# that darn thing called WORK



## turner.curtis (Mar 12, 2012)

Why in the heck does it always get in the way?/? Is it just me or what? Just when it seems things are going along pretty well and I start a project or start getting in to something enjoyable, work tends to rear it's ugly little head and throw me for a loop...


----------



## BassBlaster (Mar 12, 2012)

I hear ya. I work for the city in the transportation division. Were responsible for all snow removal so during the winter months we run three shifts. I'm currently on nights and it sucks. I dont get anything done.
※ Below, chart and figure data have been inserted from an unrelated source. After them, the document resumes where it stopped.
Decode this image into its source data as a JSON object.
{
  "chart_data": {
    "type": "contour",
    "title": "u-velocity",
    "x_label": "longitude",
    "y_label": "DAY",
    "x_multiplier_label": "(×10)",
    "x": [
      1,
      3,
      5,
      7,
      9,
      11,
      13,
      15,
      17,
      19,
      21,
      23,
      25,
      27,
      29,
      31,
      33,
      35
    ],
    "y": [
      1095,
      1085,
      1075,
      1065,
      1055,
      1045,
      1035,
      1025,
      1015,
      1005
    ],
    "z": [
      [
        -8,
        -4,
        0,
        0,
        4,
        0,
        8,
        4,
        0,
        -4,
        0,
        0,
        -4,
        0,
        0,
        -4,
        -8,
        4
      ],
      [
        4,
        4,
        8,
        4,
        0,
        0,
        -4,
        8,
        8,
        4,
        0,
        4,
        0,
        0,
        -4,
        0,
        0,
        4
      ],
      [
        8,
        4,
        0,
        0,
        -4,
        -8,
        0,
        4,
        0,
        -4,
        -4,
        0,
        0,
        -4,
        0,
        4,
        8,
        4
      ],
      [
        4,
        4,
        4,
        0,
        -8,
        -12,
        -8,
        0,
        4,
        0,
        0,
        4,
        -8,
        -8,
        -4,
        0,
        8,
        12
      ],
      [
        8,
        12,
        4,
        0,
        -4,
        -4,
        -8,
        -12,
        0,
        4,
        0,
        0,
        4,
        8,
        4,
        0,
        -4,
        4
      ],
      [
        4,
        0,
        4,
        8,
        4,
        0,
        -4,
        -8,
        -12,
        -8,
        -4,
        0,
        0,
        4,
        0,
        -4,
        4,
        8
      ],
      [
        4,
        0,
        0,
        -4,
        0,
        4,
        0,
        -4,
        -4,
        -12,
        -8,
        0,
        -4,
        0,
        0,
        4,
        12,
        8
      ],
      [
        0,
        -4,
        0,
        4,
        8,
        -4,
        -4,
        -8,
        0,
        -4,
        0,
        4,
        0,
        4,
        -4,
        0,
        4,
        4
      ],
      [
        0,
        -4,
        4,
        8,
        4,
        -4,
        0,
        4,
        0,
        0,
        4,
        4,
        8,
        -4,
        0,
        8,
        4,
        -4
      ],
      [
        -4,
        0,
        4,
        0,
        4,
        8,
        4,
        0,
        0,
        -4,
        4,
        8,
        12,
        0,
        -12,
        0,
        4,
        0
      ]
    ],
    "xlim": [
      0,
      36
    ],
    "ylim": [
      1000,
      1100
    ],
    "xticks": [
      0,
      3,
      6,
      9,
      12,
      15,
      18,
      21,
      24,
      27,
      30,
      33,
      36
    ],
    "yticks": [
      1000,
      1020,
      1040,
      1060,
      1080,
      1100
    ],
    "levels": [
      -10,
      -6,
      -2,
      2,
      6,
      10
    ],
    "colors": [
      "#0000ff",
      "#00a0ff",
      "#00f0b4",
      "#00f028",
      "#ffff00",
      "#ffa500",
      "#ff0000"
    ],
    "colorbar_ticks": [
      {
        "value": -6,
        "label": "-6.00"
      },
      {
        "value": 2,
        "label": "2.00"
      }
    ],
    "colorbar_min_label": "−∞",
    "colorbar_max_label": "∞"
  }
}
Heck, I havnt even started a project with the exception of some pens since Nov. Seems like all I do is work and sleep. Only 3 weeks left of this night shift business and then I'll have a lot more free time till around Thanksgiving when we go back to winter shifts.:ireful:


----------



## Kenbo (Mar 12, 2012)

You are definitely not alone when it comes to this. As much as I enjoy my job lately, I love my woodworking even more and I never seem to have enough time in the winter for it. Once the warmer weather comes, I'll be able to go back to my routine of 2 hours a night plus all day Saturday and Sunday.


----------



## jimmythewoodworker (Mar 12, 2012)

Try retirement.....it's fabulous.....8 years and counting ....every day is Saturday...I can devote 8 hours a day in the workshop.........sorry I just had to say it I really do feel sorry for you guys:rofl2::rofl2::rofl2:


----------



## Firedkm (Mar 13, 2012)

jimmythewoodworker said:


> Try retirement.....it's fabulous.....8 years and counting ....every day is Saturday...I can devote 8 hours a day in the workshop.........sorry I just had to say it I really do feel sorry for you guys:rofl2::rofl2::rofl2:



I wish there was a _*dislike*_ button:dash2:


----------



## BassBlaster (Mar 13, 2012)

I'm 31 years and 6 months away from retirement. Plan is to retire the day I turn 65 and spend the rest of my days making sawdust and catching fish!!!


----------